Are you one of those who have a tattoo? As society evolves, the negative stigma associated with tattoos has decreased, causing an increasing number of people to bear the pain of the intricate and fascinating world of tattoos. Nothing expresses your uniqueness like a fantastic tattoo. However, people change over time, and a proud tattoo you got 10 years ago may have gradually turned into a regret. Fortunately, today’s laser technology makes tattoo removal a viable option. How does laser tattoo removal work, though?

This article delves into how lasers can shatter your tattoo into oblivion, restoring your skin to its natural, ink-free state.


Before we can learn how to remove a tattoo, we must first understand how they are applied.

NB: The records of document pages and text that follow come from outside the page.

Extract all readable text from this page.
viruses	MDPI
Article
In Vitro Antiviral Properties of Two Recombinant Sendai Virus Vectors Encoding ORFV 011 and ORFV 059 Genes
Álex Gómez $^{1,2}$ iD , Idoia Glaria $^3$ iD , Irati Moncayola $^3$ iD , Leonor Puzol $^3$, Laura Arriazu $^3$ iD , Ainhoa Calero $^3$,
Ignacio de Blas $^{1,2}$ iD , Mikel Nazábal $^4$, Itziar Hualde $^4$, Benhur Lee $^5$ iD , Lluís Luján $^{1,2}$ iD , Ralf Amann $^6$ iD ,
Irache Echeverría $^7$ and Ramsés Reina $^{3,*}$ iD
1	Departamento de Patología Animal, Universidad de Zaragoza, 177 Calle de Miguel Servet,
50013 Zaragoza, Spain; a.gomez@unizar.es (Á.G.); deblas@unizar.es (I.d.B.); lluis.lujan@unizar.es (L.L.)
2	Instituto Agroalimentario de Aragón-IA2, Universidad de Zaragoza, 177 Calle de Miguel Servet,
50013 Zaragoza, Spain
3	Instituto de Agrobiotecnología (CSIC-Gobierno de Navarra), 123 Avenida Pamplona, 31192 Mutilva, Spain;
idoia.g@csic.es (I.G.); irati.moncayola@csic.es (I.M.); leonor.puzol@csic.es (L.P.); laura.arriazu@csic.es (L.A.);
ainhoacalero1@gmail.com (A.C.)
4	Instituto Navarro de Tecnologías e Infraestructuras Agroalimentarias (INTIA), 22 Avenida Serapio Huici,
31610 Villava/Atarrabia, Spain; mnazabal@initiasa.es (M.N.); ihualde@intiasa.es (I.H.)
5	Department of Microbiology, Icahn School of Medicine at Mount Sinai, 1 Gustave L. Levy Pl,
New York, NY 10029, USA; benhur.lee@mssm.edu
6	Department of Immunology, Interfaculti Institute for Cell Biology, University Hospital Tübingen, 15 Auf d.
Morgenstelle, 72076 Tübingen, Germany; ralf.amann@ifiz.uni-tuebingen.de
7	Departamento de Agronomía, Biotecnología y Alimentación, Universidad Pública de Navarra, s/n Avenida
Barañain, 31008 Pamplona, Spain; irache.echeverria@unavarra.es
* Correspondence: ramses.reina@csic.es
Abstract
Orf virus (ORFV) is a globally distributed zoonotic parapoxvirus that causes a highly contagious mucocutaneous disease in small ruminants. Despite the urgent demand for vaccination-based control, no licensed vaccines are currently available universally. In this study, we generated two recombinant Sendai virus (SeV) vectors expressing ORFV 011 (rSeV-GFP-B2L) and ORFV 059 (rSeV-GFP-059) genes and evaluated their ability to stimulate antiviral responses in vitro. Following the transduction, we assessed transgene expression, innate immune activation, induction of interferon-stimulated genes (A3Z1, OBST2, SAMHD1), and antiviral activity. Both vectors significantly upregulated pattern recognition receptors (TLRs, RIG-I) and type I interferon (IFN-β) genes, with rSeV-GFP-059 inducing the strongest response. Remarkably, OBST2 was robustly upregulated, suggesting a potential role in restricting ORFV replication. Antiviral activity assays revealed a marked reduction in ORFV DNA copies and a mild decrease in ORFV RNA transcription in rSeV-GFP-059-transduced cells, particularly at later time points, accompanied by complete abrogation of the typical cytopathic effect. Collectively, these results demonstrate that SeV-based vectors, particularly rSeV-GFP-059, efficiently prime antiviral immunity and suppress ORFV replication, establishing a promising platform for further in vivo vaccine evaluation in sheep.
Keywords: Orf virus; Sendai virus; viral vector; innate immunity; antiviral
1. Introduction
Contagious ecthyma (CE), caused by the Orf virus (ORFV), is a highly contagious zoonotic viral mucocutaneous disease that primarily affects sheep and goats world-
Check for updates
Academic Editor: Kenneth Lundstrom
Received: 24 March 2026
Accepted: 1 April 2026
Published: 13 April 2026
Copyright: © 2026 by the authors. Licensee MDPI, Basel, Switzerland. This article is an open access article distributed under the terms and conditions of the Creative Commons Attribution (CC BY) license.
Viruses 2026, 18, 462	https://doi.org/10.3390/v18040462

Tattoos are applied with needles that puncture the skin and insert ink particles into the dermis layer of the skin. Tattoo needles are not your typical hollow point needle. Instead, they use capillary action to hold the ink in between the needles before delivering and depositing it into your skin.

But what causes tattoos to be permanent? Why do our immune systems fail to recognize and eliminate foreign ink? Our immune systems and white blood cells try to remove these ink particles! Unfortunately, most ink particles are far too large for our white blood cells to remove. They can only remove small particles at most.

Our bodies will continue to recognize tattoo ink as a foreign intruder and will attempt to remove it. Because of this, tattoos fade over time. However, large ink particles cannot be removed by the body alone.

This is where the laser tattoo removal machine and process come into play.


We can now answer the question ‘how does laser tattoo removal work’ because we understand how tattoos work and why they are relatively permanent works of art.

We previously discussed how typical ink particles are large and far too large for our white blood cells to remove. By ‘zapping’ and breaking up these large ink granules into smaller particles, the laser helps our cells. This enables our white blood cells to do their job and be removed via the lymphatic system.

Let’s go into more detail.

Lasers are concentrated forms of light energy. Energy and heat are absorbed by ink particles when delivered in short, intense doses. As a result, they shatter into small pieces. To be more specific, the laser intensely heats one side of the ink granule, causing it to expand and create stress fractures, eventually shattering the granule.

Laser tattoo removal is frequently done in multiple sessions over a long period. This is because your body requires time to remove the tiny ink particles. Downtime is also required following each session to allow your body to heal. Choose the person who has taken the tattoo training for the best results.


Laser tattoo removal is a tried and true method of removing ink regrets. Most laser devices can completely remove a tattoo in 8 – 10 removal sessions. These sessions are spread out over two or three years. However, its effectiveness is heavily dependent on a variety of factors. These are some examples:

Tattoo Dimensions and Color

One obvious one: the larger the tattoo, the longer it will take to remove completely. Tattoos larger than an A4 sheet of paper necessitate a significant amount of time and multiple sessions. Furthermore, tattoos with bright, vibrant colors will take a little longer to remove than their black and white counterparts.

Skin Color

Laser tattoo removal works by directly targeting the distinct colors of the ink. This means that if the contrast between your skin and the tattoo is greater, the lasers will be able to identify it more easily. The lighter your skin tone, the easier it is to remove your tattoo. This is not to say that people with darker skin tones should avoid laser tattoo removal. The method will still completely remove your tattoo, but it will take a little longer.

Location of the Tattoo

The location of your tattoo has a significant impact on how quickly it can be removed using laser tattoo removal. Because the removal process is dependent on the lymphatic system, areas of the body with high lymph counts and good blood flow are removed faster. These include the chest, shoulders, neck, and upper arms, which are close to the heart. Lower legs and hands, on the other hand, will take longer to completely remove.


The overall health of your body and immune system will undoubtedly influence how quickly lasers can remove unwanted ink. Avoiding things like excessive alcohol and smoking will keep your body in the condition it needs to transport ink particles through and out of your body.


Finding out which type of lasers are used in the process is critical to understanding ‘how laser tattoo removal works,’ which can be narrowed down to two major types.

Lasers with Q-Switches

The most common type of tattoo removal laser. Q-switching is a technique that uses a laser to generate a nanosecond pulsed output beam. The light pulses produced penetrate the layers of skin, where they reach and break up the ink pigment. Different types of q-switch lasers are more effective than others at breaking up specific dyes and ink colors. Q-switched nD: YAG lasers, Q-switched Alexandrite lasers, and Q-switched Ruby lasers are examples of these.

Lasers With Picosecond Pulses

Picosecond lasers, a relatively new type of laser technology, deliver short, rapid bursts of light energy at a trillionth-second rate. They are extremely effective at removing almost all types of colors and inks.